Exploring Marten

Exploring Marten
by Brad Jolicoeur
09/12/2021

I've run across Marten a number of times over the last couple of years, usually when I was looking for platforms to implement Event Sourcing. Unfortunately, the fact that Marten requires PostgreSQL has made it a non-starter at the organizations I've been at since it would introduce an entirely new database platform that is similar to the already established MS SQL server or Oracle.

Recently, I was looking into options for both Event Sourcing as well as a document store. When I came across Marten this time I realized that I have AWS Aurora available and it supports PostgreSQL API. This triggered a deep dive into Marten and I spent some time exploring the details of how Marten works and what benefits it brings. What I found was impressive and motivated me to include it in my latest passion project.

Why not Mongo?

You may be asking, why not just use MongoDb. Well, I've looked at MongoDb a number of times over the years and I'm just not that impressed. It seems to work well for a small POC or demonstration project, but running it in a secure, resilient and performant implementation is not trivial and likely more expensive than more robust alternatives.
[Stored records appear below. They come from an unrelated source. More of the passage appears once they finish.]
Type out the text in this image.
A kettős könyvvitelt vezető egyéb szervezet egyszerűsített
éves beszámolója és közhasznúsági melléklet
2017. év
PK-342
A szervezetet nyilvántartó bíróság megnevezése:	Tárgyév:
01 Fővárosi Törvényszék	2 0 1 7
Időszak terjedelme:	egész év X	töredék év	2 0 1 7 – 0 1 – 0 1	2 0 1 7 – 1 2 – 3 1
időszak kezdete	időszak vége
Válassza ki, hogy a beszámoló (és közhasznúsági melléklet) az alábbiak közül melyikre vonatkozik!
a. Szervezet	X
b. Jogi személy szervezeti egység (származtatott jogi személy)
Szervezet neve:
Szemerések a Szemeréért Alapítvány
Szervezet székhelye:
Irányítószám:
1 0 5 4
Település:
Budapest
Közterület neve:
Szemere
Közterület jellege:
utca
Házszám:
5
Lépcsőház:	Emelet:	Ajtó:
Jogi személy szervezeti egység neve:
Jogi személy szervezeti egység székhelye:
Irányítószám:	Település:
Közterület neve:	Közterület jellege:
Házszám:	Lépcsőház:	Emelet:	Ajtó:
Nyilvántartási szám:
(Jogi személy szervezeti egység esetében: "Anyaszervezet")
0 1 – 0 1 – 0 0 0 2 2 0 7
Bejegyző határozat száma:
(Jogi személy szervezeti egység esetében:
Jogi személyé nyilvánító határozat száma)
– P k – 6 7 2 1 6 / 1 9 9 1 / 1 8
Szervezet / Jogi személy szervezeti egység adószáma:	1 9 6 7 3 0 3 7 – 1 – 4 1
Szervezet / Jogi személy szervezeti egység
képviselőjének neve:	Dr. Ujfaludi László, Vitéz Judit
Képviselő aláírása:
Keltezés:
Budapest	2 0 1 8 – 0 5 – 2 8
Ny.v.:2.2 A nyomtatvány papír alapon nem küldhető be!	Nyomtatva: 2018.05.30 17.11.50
Using MongoDb for a small non-critical application in a single node community edition configuration might be fine, but for business critical usage non-functional requirements like encryption at rest, support and protections against data loss are very important and should not be ignored.

Marten Background

What I learned early in my Marten journey is that it was founded by Jeremy Miller. Prior to starting Marten, Jeremy Miller was the author of StructureMap, the original IoC/DI container for .NET, among other open source projects. According to Jeremy Miller, Marten was originally created as a replacement to RavenDb. Since that time Marten has been expanded to include Event Sourcing and multi-tenancy capabilities.

The big difference between Marten and other document databases is that it leverages PostgreSQL as the data store. PostgreSQL has unique support for JSON documents with JSONB data type columns. The JSONB datatype allows for efficient queries and indexes of JSON documents stored in JSONB columns.

Documents in the Database

Using a relational database to store JSON or XML documents is something that I personally have a mixed history with. I've used this technique over the years for some scenarios and the part that always burned me was queries of the data within the document and making patches to the documents. Queries of data within the documents is often slow and complex to implement. Patches to the documents require complex and slow DML.

My past experience initially made me skeptical of the Marten approach of using a relational database for the data store, however once I performed some experiments I was won over. The combination of Marten functionality and the JSONB capabilities in PostgreSQL effectively mitigate all of the downsides I've run into when using a relational database for storing documents.

Marten on PostgreSQL Advantages

Using PostgreSQL provide Marten some distinct and unique advantages that are not present in document stores like MongoDb and RavenDb.

The first advantage is that PostgreSQL is battle tested and widely proven. The creators of Marten did not need to figure out how to solve the complex problems associated with creating a database platform from scratch. This allowed the creators to focus on higher level problems that make Marten unique.

The second advantage is that because PostgreSQL is a relational database you get familiar consistency models and foreign keys between documents for referential integrity. Most document databases leverage eventual consistency for scale out scenarios and foreign keys and joins are extremely inefficient if they are available at all.

In addition, there are some use cases that are much better served with relational tables over document stores. In these scenarios you can combine a micro-ORM like Dapper with Marten to keep all of the relational and document data in the same database. This eliminates the need for distributed transactions and reduces the infrastructure footprint required.

Powerful Features

Having multi-tenancy and Event Sourcing built into a document database is unique. Both of these patterns are not trivial to implement and having them as part of a single platform is a powerful combination.

Multi-Tenancy

For anyone building a SaaS solution, you know that segmenting the data in a secure way and is something that requires a lot of thought. Remembering to include tenant keys in every query or DML statement is burdensome which makes it easy to inadvertently omit. Marten makes including the tenant key for all database interactions (easy to abstract away so that you don't need to think about it as much and you don't forget)[https://martendb.io/documentation/documents/tenancy/basicoperations/]. In addition the default tenant data capabilities solve the age old issue of where to put data that applies across tenants.

Event Sourcing

When designing a schema for a NoSQL database, you need to think about how the data will be consumed and not just about how to efficiently store it. Command Query Segregation known as CQRS and Event Sourcing are complementary patterns that solve this problem. CQRS separates the commands associated with business activities from queries that consume data that results from the commands. Event Sourcing persists each command in an event stream and then emits events to project the data in a format that is designed to be queried.

While I don't think it is wise to apply Event Sourcing to all use cases, having it available and easy to leverage for appropriate use cases seems like a powerful option to have available.

Conclusion

My early exploration and subsequent experiences with building a solution that leverage Marten have been a largely positive experience. While Marten is not an ORM, it is like working with an ORM that is a real tool instead of something that is going to bite you when you least expect it.

If you need a document store or Event Sourcing for your implementation and you are using .NET, then I highly recommend you consider Marten.